Specifically, the efficient recycling of plastic bottles in Finland is based on a deposit-refund system. By joining the system, the companies that place beverage packages on the market avoid the packing tax on beverage containers and fulfill their producer responsibility obligations. The recycling of car tyres also works efficiently based on producer responsibility.
“A tax imposed on single-use plastic products could reduce the use of these items, while at the same time increase demand for more sustainable solutions to replace these,” said an MoE report on the plastic roadmap for Finland.
The UK government is about to introduce a tax on several disposable plastic products such as bottles and takeaway packages, with an aim to boost the transition from traditional fossil plastics to recycled and replacing materials.

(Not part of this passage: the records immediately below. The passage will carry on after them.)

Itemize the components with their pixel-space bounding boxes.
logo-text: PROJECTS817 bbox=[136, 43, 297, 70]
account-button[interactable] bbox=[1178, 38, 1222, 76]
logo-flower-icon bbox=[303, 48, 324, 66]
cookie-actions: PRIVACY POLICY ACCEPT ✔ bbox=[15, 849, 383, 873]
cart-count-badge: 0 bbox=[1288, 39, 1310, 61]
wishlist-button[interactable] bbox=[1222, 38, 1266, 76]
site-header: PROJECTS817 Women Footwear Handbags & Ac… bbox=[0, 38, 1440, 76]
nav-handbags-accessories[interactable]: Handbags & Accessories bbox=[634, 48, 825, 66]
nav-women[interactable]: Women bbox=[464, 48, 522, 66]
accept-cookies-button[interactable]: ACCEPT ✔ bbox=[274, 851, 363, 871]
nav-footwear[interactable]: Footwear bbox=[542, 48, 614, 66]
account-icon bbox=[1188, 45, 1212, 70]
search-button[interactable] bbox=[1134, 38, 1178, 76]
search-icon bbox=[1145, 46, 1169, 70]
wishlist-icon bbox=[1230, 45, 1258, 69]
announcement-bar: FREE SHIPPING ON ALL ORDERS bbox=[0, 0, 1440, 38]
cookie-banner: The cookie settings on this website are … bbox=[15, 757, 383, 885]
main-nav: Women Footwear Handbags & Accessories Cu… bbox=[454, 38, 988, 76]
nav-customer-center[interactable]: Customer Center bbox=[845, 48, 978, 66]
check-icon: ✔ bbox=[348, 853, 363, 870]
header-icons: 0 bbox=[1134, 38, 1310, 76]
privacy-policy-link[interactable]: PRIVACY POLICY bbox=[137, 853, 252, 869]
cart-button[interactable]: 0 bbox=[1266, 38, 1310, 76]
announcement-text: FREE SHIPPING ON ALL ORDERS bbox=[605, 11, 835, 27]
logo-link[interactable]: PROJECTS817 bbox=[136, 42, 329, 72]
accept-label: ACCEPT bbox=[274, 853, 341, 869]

A tax targeted at certain plastic products could serve as an alternative to expanding the producer responsibility system, as proposed by the European Commission.
“Financial incentives can also be used to improve conditions for the recycling of plastics by adjusting the relative prices of raw materials and recycled plastics,” said the report.
However, it noted that when considering the use of taxes and other financial steering instruments, careful and thorough consideration is required as to what the objectives are, what are the most feasible and cost-effective means to reach them, and what kind of impact they will have. Overlapping measures and regulations should be avoided.
For Finnish companies like Sulapac Ltd., responsibility to the environment is always taken into account in business. And the aforesaid financial instruments are also needed to encourage companies to do business as well as curb environmental pollution.
“The attitude of businesses and consumers is finally playing a very important role in the protection of our environment,” said Antikainen from the Finnish Environment Institute.